ARTEMIDA ( nazwa pochodzi od helleńskiej bogini łowów, która pomaga przy porodzie) została zidentyfikowana jako gen odpowiedzialny za wysoką wrażliwość na promieniowanie połączoną z upośledzeniem odporności (RS-SCID) lub Athabasca (nazwa jeziora) SCID. Nauki in vitro i in vivo ujawniły, że Artemida jest nukleazą wymaganą do rozwinięcia kodujących końców struktury spinki podczas V(D)J rekombinacji. Jak podano powyżej, komórki ubogie w Artemidę wykazują zwiększoną wrażliwość na IR^{(promieniowanie jonizujące)} , sugerując, że Artemida jest również wymagana dla naprawy DSB drogą NHEJ. Co ciekawe, ostatnie prace sugerują, że Artemida może być zaangażowana w regulację punktów kontrolych w cyklu komórkowym jako czynnik downstream (downstream factor) w mutacji ataksji teleangiektazji i/lub ATM- i Rad3- skojarzoną kinazę (ATR). Dlatego możliwe jest, że Artemida jest wielofunkcjonalnym białkiem w utrzymaniu integralności genomu i ważnym białkiem dla zrozumienia mechanizmu naprawy DSB. W tym artykule streścimy ostatni postęp w odkryci biologicznych funkcji Artemidy w naprawie DSB i odpowiedzi na uszkodzenia DNA.

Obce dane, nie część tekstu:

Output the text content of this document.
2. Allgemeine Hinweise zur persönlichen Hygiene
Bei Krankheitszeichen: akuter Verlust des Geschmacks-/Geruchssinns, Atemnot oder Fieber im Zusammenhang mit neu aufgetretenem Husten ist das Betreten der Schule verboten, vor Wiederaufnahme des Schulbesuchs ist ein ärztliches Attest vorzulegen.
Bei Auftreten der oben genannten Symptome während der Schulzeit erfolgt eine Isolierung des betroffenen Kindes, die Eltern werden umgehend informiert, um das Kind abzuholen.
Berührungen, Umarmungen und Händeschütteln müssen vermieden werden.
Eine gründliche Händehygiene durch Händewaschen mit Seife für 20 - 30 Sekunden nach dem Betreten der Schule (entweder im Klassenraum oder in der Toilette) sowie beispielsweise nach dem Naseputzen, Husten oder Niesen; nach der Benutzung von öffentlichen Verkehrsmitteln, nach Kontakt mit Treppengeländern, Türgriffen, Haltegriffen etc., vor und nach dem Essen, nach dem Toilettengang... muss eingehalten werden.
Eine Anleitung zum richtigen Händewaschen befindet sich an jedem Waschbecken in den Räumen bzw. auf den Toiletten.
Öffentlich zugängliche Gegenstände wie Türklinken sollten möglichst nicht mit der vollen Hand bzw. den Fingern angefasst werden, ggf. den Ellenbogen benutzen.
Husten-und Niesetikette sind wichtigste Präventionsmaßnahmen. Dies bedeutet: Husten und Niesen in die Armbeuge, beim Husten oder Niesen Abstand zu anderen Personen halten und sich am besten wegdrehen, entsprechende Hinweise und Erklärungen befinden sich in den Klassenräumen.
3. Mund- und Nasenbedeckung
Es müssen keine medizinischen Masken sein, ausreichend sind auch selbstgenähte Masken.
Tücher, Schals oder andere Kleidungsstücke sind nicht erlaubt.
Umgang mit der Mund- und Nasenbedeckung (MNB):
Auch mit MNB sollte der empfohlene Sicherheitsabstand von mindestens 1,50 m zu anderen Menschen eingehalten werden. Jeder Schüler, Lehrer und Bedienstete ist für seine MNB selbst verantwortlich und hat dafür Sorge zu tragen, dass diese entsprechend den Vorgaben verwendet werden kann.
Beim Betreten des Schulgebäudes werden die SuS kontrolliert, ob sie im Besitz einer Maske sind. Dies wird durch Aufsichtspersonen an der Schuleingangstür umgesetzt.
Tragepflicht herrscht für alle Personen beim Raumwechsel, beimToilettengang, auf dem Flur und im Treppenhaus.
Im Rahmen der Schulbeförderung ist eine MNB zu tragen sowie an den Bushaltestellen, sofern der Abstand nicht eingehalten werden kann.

BIOCHEMICZNE I STRUKTURALNE WŁAŚCIWOŚCI ARTEMIDY

Artemida posiada ssDNA-specyficzną 5' do 3' aktywność egzonukleazy i nabywa aktywność endonukleazy kiedy łączy się i fosforyzuje z DNA-PKcs. Kompleks Artemida/DNA-PKcs specyficznie rozdziela granicę ssDNA i ds.DNA i strukturę spinki DNA, generując tępy lub wystający koniec 3' DNA (rys.1). Pomimo, że trójwymiarowa struktura nie została jeszcze określona, dwie domeny w N-terminalnym końcu Artemidy ukazują, że są ważne dla aktywności enzymatycznej. Jedna z domen jest nazywana metalo-β-laktamazą, aminokwasy 1-155 ludzkiej Artemidy, która powszechnie obserwowana w członkach nadrodziny metlo-β-laktamaz (rys.2) Inna domena, aminokwasy 156-385 ludzkiej Artemidy, jest nazywana domeną β-CASP (metallo-β-lactamases-associated CPSF ARTEMIS SNM1 PSO2).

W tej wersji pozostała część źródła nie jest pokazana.